China’s Ministry of Commerce announced the addition of 16 US entities to its export control list, effective from April 4 onward. The move prohibits the export of dual-use items to firms operating in critical sectors including National Defense Science and Technology, Artificial Intelligence, Drones, Aerospace Engineering, and Supply Chain Management. Companies affected must immediately terminate ongoing related business activities and seek approval for any previously contracted exports.
Background: The decision follows escalating tensions in US-China economic relations, marked by the recent US imposition of an additional 34% tariff on Chinese goods, bringing the total tariff to an unprecedented 54%. China’s latest measures reflect its commitment to safeguarding national security and adhering to international non-proliferation standards.

Additional Developments:
- China’s Ministry of Commerce stated that further actions might be considered depending on subsequent US responses and emphasized their desire to stabilize bilateral trade relationships through dialogue.

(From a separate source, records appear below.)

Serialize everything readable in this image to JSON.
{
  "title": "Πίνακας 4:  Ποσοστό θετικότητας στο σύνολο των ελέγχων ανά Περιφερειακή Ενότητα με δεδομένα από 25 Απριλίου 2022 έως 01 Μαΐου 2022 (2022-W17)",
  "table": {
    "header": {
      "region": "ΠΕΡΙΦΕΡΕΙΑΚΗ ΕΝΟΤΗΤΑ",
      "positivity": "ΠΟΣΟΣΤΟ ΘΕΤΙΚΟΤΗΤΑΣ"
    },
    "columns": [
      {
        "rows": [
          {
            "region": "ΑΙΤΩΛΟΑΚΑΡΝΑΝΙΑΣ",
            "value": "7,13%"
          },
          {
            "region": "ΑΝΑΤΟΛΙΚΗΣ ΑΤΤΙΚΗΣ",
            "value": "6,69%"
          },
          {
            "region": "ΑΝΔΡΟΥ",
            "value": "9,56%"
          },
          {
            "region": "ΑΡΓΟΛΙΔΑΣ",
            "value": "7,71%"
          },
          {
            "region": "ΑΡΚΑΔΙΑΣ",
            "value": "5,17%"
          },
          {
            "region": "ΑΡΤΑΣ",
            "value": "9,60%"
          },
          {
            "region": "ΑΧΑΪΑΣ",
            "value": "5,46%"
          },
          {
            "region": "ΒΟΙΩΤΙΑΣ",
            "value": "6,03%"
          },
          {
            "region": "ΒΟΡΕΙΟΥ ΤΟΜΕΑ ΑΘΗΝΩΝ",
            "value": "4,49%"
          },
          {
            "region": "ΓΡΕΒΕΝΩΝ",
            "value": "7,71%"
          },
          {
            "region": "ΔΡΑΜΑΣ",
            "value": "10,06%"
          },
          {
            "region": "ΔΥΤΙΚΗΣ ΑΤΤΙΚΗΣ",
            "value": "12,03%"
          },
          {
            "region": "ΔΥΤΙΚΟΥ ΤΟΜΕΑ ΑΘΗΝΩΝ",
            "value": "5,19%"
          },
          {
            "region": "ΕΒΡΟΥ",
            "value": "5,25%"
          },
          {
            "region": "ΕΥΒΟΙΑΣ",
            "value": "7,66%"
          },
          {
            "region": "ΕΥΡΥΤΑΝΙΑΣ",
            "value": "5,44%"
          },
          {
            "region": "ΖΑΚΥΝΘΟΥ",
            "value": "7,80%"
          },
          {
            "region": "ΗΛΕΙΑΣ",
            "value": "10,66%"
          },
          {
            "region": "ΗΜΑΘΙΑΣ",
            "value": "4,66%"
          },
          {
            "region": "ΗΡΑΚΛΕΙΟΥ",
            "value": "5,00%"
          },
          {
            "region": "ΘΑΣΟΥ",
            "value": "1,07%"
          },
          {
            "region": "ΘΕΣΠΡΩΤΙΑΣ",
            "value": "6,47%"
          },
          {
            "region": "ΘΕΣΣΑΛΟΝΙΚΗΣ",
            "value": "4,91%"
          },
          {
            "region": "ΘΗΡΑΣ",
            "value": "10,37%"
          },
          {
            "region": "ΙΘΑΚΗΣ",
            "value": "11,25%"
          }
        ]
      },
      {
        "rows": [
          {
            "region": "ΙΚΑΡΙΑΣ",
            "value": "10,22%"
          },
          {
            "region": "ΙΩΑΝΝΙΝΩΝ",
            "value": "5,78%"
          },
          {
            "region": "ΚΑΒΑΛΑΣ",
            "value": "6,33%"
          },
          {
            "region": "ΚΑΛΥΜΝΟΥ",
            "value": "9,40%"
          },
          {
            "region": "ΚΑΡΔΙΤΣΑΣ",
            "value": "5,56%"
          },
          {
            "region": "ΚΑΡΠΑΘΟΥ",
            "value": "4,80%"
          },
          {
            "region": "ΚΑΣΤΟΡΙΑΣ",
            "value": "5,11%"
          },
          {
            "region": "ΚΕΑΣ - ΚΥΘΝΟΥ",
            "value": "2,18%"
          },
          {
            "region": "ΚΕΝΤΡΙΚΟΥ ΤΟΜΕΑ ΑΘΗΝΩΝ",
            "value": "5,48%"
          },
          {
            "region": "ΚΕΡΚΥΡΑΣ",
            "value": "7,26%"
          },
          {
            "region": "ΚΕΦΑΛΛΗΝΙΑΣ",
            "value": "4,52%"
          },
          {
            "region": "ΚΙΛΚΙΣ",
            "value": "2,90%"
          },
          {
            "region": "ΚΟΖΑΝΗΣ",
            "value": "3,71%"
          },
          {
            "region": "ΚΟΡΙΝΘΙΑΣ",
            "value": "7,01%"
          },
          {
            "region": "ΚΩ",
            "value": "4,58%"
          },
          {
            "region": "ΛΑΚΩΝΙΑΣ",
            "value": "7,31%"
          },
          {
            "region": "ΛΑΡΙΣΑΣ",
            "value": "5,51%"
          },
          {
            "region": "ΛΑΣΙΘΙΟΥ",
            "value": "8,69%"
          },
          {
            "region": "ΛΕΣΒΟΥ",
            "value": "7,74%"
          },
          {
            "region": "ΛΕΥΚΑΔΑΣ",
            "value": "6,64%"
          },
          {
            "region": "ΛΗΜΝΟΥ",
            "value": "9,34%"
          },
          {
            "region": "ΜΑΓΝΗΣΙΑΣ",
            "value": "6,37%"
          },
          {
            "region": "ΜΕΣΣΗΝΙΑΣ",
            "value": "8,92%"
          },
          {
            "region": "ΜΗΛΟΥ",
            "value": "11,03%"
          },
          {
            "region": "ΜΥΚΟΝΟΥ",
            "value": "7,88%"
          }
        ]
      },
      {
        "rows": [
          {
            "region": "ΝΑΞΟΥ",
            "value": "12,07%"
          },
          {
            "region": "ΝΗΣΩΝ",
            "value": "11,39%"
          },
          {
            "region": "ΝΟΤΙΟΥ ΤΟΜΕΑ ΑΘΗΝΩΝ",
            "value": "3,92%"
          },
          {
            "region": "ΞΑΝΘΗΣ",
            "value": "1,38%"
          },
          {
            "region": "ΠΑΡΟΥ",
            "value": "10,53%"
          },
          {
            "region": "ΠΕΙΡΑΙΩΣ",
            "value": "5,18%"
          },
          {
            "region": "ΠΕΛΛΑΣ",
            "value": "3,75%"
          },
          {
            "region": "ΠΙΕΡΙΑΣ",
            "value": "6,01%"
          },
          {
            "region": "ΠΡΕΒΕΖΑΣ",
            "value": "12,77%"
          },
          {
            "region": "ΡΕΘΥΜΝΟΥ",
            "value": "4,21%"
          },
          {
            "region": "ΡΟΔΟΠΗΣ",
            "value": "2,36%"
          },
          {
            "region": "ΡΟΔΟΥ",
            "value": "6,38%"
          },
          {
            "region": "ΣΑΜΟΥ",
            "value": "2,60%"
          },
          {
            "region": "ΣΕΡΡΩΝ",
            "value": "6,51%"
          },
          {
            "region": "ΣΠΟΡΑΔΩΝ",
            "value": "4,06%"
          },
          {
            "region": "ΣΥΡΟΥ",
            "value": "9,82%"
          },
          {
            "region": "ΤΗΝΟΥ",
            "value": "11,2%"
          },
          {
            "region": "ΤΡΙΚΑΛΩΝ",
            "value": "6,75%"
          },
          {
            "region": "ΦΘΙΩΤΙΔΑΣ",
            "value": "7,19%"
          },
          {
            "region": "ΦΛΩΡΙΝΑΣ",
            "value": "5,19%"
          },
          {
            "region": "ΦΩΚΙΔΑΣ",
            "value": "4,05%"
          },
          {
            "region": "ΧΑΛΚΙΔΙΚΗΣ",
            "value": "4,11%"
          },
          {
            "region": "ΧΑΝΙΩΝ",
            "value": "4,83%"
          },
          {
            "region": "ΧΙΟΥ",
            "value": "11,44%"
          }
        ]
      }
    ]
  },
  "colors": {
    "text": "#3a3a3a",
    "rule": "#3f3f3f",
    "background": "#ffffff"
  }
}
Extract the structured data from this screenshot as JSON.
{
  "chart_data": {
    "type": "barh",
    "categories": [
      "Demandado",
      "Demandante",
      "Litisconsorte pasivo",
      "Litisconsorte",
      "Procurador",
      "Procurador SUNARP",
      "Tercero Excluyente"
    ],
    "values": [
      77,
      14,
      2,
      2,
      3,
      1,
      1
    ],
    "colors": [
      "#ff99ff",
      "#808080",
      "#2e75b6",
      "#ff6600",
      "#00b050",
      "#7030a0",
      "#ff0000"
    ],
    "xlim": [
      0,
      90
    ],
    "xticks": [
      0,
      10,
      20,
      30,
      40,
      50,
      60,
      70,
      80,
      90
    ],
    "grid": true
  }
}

- Industry experts warn of potential significant disruptions in the supply chain, particularly impacting technology and aerospace sectors reliant on advanced dual-use components sourced from China.
- The US Department of Commerce has expressed disappointment over China’s decision, describing it as “counterproductive,” and indicated it would assess possible countermeasures.
- Markets reacted negatively to the announcement, with notable declines in stocks related to aerospace, defense, and technology sectors in both Chinese and US exchanges.
- Analysts anticipate further economic ripple effects globally, as companies scramble to reassess supply chain risks and explore alternative procurement strategies in light of these newly imposed export controls.